David: I filed a few additional issues for WebMCP to be able to list execution tools, to open the API up to 3rd parties

anssik: this is issue #16

<gb> Issue 16 Add API to list / execute tools? (by bokand)

Query supported devices

Repository: webmachinelearning/webnn

anssik: now switching from incubations to the WebML WG and WebNN API topics

Before graph compilation

anssik: after extensive discussion we're converging on a design proposal, issue comment:

webmachinelearning/webnn#815 (comment)

<gb> Issue 815 Query supported devices before graph compilation (by anssiko) [device selection]

anssik: there's a PR #884 for the explainer update (thanks Zoltan!)

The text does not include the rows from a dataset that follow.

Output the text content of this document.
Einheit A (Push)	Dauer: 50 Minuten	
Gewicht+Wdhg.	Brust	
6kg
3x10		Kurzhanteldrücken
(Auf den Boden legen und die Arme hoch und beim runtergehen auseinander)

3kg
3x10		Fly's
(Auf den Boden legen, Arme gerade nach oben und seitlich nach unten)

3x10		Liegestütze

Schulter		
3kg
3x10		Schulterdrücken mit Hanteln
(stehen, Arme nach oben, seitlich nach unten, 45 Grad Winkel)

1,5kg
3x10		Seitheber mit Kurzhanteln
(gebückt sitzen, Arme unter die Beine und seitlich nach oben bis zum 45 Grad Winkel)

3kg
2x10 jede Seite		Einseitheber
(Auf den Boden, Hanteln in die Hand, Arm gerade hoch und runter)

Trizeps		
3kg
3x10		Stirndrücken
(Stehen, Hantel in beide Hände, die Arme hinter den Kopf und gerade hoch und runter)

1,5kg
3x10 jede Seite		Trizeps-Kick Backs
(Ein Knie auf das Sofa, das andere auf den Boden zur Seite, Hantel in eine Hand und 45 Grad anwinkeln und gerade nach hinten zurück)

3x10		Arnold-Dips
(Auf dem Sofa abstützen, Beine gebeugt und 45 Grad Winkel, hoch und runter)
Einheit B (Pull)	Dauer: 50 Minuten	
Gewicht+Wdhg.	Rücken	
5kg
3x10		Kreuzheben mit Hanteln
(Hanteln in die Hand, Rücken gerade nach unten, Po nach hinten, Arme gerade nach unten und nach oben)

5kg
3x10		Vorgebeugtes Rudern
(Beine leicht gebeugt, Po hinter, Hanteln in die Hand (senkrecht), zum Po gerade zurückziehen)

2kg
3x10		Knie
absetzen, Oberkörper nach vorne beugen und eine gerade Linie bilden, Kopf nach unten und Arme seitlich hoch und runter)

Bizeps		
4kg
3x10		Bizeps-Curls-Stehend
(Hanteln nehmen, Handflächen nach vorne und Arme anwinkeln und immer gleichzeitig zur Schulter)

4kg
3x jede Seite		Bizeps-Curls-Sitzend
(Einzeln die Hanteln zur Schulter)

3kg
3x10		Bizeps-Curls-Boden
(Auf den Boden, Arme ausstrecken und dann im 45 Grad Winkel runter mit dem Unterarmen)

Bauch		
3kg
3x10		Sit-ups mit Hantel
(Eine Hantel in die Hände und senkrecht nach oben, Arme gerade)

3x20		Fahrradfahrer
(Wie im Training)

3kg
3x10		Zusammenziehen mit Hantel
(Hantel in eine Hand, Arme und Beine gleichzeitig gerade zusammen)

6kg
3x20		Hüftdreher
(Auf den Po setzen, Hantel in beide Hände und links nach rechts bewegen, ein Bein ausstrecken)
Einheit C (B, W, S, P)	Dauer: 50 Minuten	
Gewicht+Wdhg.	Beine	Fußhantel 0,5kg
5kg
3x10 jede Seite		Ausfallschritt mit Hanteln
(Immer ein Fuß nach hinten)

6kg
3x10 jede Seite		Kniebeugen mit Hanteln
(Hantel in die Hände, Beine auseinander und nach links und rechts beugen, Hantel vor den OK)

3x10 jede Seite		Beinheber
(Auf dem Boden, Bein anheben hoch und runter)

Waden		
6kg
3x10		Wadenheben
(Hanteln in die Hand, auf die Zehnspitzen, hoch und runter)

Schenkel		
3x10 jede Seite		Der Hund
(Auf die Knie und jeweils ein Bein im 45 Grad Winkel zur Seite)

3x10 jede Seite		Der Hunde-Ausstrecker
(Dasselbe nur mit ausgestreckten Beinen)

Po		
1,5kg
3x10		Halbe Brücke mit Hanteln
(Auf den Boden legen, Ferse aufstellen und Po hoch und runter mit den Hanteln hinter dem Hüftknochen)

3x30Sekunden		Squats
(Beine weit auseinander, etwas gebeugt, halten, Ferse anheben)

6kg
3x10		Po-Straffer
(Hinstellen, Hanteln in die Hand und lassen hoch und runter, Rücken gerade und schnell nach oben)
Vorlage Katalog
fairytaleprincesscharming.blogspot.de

<gb> Pull Request 884 Update explainer with new proposal for simple accelerator mapping (by zolkis)

anssik: the spec update will arrive in a separate PR
… this proposal introduces the following changes to the API surface:
… 1) getter to expose if CPU fallback is active for the current context
… 2) a new "accelerated" MLPowerPreference hint
… 3) getter to expose if "accelerated" context is available for the current context
… MikeW gave +1 for the proposal

Zoltan: good summary, MikeW has provided feedback, further feedback from other browser vendors welcome
… we'll change the naming, MikeW prefers "accelerated" as the name, I'll update the PR accordingly

RafaelCintron: are we saying we want to take away the MLDeviceType? Or MLPowerPreference

Zoltan: no, we don't take anything away
… the intent of the hint is to signal the app wants the workload to be accelerated

RafaelCintron: you want this to be the input, rather than return?
… Zoltan: it can plainly say no acceleration available

RafaelCintron: "probably", "maybe", "no" is slightly confusing
… would prefer to see examples of real-world platforms and frameworks that return similar values to the proposal

Markus: I didn't understand whether this helps us to understand if there's a CPU fallback or not?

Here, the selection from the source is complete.